August 10, 2012 in Nation/World

Mortgage protections proposed for homeowners

Associated Press
 

WASHINGTON — The government’s consumer lending watchdog proposed new rules Friday aimed at protecting homeowners from unexpected costs and shoddy service by companies that collect their monthly mortgage payments.

Mortgage servicing companies would be required to provide clear monthly billing statements, warn borrowers before interest rate hikes and actively help them avoid foreclosure under the proposal by the Consumer Financial Protection Bureau.

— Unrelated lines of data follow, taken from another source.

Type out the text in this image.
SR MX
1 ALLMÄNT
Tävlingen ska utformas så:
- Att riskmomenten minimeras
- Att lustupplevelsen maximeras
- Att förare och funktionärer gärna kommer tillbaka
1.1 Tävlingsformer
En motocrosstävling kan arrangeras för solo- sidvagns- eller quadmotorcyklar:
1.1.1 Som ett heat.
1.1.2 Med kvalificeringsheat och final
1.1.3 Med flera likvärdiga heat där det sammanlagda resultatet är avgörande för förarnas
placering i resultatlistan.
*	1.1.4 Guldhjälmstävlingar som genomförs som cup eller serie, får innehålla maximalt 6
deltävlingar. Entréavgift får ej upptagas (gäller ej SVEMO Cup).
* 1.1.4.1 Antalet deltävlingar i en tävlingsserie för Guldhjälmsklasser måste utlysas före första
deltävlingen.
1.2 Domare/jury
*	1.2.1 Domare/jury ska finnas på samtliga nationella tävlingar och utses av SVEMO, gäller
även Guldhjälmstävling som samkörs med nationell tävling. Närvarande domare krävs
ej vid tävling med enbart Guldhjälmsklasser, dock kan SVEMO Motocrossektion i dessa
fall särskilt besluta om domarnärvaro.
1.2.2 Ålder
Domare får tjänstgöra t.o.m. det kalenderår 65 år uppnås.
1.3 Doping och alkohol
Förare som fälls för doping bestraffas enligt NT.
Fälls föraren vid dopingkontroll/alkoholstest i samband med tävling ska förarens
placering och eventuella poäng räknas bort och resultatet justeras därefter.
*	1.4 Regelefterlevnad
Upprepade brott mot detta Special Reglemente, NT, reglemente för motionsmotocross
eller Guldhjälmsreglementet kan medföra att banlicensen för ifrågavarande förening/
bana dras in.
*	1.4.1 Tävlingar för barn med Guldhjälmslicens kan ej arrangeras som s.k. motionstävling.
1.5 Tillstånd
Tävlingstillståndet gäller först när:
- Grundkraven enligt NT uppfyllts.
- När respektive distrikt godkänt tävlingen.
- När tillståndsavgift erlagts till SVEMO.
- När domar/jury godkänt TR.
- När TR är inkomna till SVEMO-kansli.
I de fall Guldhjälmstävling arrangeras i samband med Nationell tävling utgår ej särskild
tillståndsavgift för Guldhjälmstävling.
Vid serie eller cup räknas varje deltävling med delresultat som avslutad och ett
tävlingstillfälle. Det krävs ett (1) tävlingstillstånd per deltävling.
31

The rules also require companies to credit people’s payments promptly, swiftly correct errors and keep better internal records.

Under the rules, companies would be required to provide billing statements that explain how much of a payment is going to pay down principal, how much to interest and how much to fees. If an interest rate was set to adjust, the borrower would receive an early estimate of the new payment amount. That would allow people to consider refinancing if they don’t like the new rates.

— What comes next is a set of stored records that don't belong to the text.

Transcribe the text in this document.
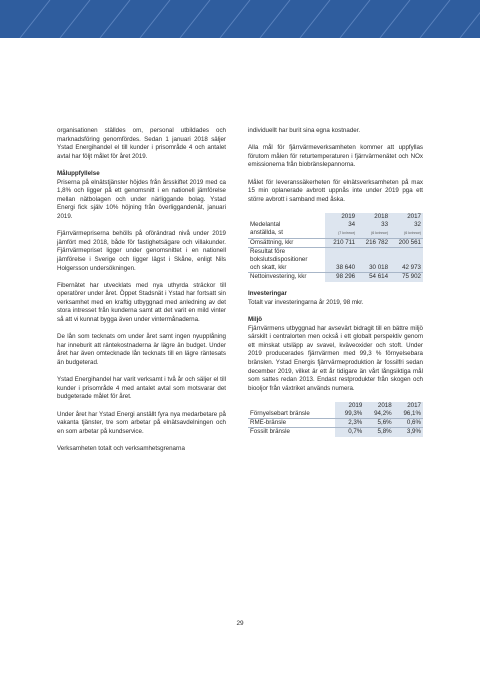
organisationen ställdes om, personal utbildades och marknadsföring genomfördes. Sedan 1 januari 2018 säljer Ystad Energihandel el till kunder i prisområde 4 och antalet avtal har följt målet för året 2019.

Måluppfyllelse

Priserna på elnätstjänster höjdes från årsskiftet 2019 med ca 1,8% och ligger på ett genomsnitt i en nationell jämförelse mellan nätbolagen och under närliggande bolag. Ystad Energi fick själv 10% höjning från överliggandenät, januari 2019.

Fjärrvärmepriserna behölls på oförändrad nivå under 2019 jämfört med 2018, både för fastighetsägare och villakunder. Fjärrvärmepriset ligger under genomsnittet i en nationell jämförelse i Sverige och ligger lägst i Skåne, enligt Nils Holgersson undersökningen.

Fibernätet har utvecklats med nya uthyrda sträckor till operatörer under året. Öppet Stadsnät i Ystad har fortsatt sin verksamhet med en kraftig utbyggnad med anledning av det stora intresset från kunderna samt att det varit en mild vinter så att vi kunnat bygga även under vintermånaderna.

De lån som tecknats om under året samt ingen nyupplåning har inneburit att räntekostnaderna är lägre än budget. Under året har även omtecknade lån tecknats till en lägre räntesats än budgeterad.

Ystad Energihandel har varit verksamt i två år och säljer el till kunder i prisområde 4 med antalet avtal som motsvarar det budgeterade målet för året.

Under året har Ystad Energi anställt fyra nya medarbetare på vakanta tjänster, tre som arbetar på elnätsavdelningen och en som arbetar på kundservice.

Verksamheten totalt och verksamhetsgrenarna

individuellt har burit sina egna kostnader.

Alla mål för fjärrvärmeverksamheten kommer att uppfyllas förutom målen för returtemperaturen i fjärrvärmenätet och NOx emissionerna från biobränslepannorna.

Målet för leveranssäkerheten för elnätsverksamheten på max 15 min oplanerade avbrott uppnås inte under 2019 pga ett större avbrott i samband med åska.

	2019	2018	2017
Medelantal	34	33	32
anställda, st	(7 kvinnor)	(6 kvinnor)	(6 kvinnor)
Omsättning, kkr	210 711	216 782	200 561
Resultat före			
bokslutsdispositioner			
och skatt, kkr	38 640	30 018	42 973
Nettoinvestering, kkr	98 296	54 614	75 902

Investeringar

Totalt var investeringarna år 2019, 98 mkr.

Miljö

Fjärrvärmens utbyggnad har avsevärt bidragit till en bättre miljö särskilt i centralorten men också i ett globalt perspektiv genom ett minskat utsläpp av svavel, kväveoxider och stoft. Under 2019 producerades fjärrvärmen med 99,3 % förnyelsebara bränslen. Ystad Energis fjärrvärmeproduktion är fossilfri sedan december 2019, vilket är ett år tidigare än vårt långsiktiga mål som sattes redan 2013. Endast restprodukter från skogen och biooljor från växtriket används numera.

	2019	2018	2017
Förnyelsebart bränsle	99,3%	94,2%	96,1%
RME-bränsle	2,3%	5,6%	0,6%
Fossilt bränsle	0,7%	5,8%	3,9%
29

The rules also help guarantee that borrowers aren’t forced to pay excessive premiums on homeowners’ insurance that servicers require them to carry. In the past, servicers tacked on insurance when they believed someone’s coverage had lapsed. The premiums could be several times bigger than on a typical policy.

The rules would require servicers to notify borrowers twice before charging them for insurance. They would have to cancel the insurance within 15 days if borrowers proved that they already had coverage.

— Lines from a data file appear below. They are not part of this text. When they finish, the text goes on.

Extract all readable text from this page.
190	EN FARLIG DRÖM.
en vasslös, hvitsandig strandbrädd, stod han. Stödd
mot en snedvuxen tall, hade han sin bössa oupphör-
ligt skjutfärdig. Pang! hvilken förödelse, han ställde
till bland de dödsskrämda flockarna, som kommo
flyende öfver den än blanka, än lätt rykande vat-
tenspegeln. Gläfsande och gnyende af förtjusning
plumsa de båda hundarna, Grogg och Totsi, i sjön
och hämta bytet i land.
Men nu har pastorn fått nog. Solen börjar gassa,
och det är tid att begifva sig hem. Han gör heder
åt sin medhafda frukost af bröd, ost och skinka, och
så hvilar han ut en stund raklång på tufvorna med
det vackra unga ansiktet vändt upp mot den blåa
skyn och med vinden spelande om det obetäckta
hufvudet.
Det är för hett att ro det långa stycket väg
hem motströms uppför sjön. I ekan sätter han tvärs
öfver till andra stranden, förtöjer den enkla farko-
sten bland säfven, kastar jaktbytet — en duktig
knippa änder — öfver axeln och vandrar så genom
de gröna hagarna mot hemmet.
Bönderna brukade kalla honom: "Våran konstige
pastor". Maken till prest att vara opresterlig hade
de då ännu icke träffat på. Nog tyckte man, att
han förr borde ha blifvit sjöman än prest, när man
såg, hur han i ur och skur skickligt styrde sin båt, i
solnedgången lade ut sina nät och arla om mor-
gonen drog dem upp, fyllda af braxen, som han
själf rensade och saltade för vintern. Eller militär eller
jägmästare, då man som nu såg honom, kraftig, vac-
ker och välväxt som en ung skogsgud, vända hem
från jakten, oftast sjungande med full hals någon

Under the new proposal, companies would be required to connect delinquent borrowers with staff who are dedicated to helping them avoid foreclosure.

The rules have been a priority for the new agency, which was created under a 2010 law that overhauled financial oversight. The same law required the CFPB to set new standards for many corners of the mortgage industry.

The proposal is open for public comment until Oct. 9. The agency will finalize the rules in January.